Perché un uomo che apparentemente ha tutto cerca il doping su Internet, acquistandolo come un vinile su eBay, sicuro di essere rintracciato? E perché a ridosso delle Olimpiadi, quando i controlli si intensificano? Cosa scatta nella mente di un “eroe” che non sa più guardarsi allo specchio, né Dorian Gray né Henry Jekill? La spiegazione del “volere di più” è parziale. Schwazer, 28 anni da compiere, non era un atleta finito. Agli Europei di Barcellona 2010, pur ritirandosi dalla marcia 50 km, ottenne l’argento nei 20. E nel marzo scorso, proprio nei 20, aveva registrato a Lugano il record mondiale annuale. Eppure il 28 luglio – due giorni prima del controllo: perché? – ha rinunciato alla 20 km. Ufficialmente per non sprecare energie in vista dei 50. C’era l’oro di Pechino da difendere. Disse: “È giusto dare il meglio per puntare a obiettivi importanti, magari essendo un esempio per i giovanissimi che domani potrebbero fare come me”. Ora non c’è più nessun obiettivo e  l’esempio è bruciato. Con pire alimentate da chi mitraglia battutacce in rete e dai commentatori che ieri lo veneravano e oggi lo additano come unico peccatore. In Italia, del resto, se neghi l’evidenza sei un mito e se ammetti le colpe un coglione.   

Il cortocircuito tra celebrazione e quotidianità ha portato all’implosione. “Venivo da tre anni difficili, non volevo più essere il fidanzato della fidanzata che si ritira”. L’Epo era l’ultima scorciatoia per un Eden virtuale. La fama – tivù, gossip, Kinder Pinguì – è dépendance naturale per calciatori e modelli mancati. Non per chi giurava di sussurrare ai boschi. Da una parte sudava a St. Moritz, riverberando l’iconografia fatua; dall’altra parlava con i russi a Daegu 2011 e si consegnava al gorgo (“Mi hanno detto in faccia che loro usano delle cose. Questo pensiero mi girava per la testa, era un tarlo”). 
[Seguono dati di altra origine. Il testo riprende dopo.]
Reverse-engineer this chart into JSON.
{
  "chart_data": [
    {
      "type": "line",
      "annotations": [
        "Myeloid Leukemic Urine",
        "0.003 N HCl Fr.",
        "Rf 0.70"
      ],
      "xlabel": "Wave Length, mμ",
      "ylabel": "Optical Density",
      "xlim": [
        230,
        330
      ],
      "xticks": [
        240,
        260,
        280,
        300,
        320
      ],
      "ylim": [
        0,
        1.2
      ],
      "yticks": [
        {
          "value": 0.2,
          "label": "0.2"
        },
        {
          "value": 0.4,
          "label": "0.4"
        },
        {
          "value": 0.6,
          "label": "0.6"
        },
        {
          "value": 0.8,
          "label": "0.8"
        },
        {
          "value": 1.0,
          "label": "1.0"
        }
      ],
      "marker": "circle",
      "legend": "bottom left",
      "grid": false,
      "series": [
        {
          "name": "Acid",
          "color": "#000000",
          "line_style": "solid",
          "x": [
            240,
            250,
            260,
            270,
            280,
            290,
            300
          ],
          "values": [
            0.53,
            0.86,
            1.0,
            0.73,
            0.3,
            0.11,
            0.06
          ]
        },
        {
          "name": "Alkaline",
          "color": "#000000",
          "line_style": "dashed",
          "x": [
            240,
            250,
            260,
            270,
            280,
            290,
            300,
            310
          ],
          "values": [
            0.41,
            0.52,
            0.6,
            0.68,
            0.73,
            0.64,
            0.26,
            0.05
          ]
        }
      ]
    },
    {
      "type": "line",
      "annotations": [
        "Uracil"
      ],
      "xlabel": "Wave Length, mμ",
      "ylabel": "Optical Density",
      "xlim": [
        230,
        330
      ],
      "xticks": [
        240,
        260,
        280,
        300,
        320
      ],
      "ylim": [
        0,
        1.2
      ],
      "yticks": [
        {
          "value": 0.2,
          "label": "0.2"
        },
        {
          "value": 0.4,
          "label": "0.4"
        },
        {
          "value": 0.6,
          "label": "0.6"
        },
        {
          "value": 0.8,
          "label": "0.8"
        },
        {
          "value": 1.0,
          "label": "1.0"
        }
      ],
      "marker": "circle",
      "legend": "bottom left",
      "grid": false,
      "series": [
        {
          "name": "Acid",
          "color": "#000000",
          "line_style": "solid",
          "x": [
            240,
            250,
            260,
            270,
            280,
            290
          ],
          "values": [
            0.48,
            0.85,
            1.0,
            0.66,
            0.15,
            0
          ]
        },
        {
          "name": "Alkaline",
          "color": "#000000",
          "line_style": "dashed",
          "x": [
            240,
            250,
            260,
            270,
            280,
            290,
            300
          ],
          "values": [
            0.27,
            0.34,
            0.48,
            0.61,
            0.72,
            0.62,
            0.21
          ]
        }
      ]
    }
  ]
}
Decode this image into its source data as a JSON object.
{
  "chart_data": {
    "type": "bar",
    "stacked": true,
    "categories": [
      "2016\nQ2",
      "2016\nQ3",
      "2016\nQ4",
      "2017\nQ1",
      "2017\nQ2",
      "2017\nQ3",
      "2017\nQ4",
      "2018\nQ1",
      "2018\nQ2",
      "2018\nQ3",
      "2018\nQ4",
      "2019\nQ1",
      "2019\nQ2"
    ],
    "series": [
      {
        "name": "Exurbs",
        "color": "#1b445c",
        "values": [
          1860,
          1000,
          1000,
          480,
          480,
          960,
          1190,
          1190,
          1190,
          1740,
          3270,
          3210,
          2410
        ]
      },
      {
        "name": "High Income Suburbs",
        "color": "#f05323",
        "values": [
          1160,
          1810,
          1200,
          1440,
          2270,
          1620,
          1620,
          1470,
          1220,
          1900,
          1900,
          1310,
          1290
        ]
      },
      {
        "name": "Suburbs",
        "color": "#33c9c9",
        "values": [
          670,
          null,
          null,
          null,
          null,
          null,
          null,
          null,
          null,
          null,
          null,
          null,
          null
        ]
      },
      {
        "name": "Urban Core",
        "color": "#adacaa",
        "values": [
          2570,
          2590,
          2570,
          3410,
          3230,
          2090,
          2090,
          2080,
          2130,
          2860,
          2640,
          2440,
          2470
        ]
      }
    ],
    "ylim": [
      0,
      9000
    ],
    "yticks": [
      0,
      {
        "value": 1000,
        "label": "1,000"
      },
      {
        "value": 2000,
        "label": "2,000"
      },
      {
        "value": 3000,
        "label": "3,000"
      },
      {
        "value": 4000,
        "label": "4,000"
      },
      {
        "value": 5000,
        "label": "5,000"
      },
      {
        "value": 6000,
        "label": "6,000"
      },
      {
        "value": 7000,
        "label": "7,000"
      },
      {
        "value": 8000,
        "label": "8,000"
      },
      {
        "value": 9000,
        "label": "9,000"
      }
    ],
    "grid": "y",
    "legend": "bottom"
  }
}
Schwazer era figurina, più che mito: puttino angelico, ragazzo acqua e sapone, partigiano montanaro che stoicamente si oppone ai frodatori. Niente marcio nella marcia: Alex era il buon esempio. Non essendo però una comare in una canzone di De André, a luglio si è presto preso la briga di non darsi il consiglio giusto. Abbracciando la rovina. Schwazer – oggi conferenza stampa a Bolzano – è indifendibile. Ha tradito, mentito, sbagliato. Pagherà. In questa gigantesca schizofrenia alfine esplosa, si avvertono però i prodromi di una recita sfiancante. Di una fragilità infinita. Sembra di rivedere, e il déjà vu inchioda, la parabola di Marco Pantani. La vicenda processuale era diversa, quella esistenziale solo in parte. Lo dicono gli psicologi, lo paventano i mental coach. Lo temono in tanti. Il marciatore non corre più, la persona comincia adesso. Auguri.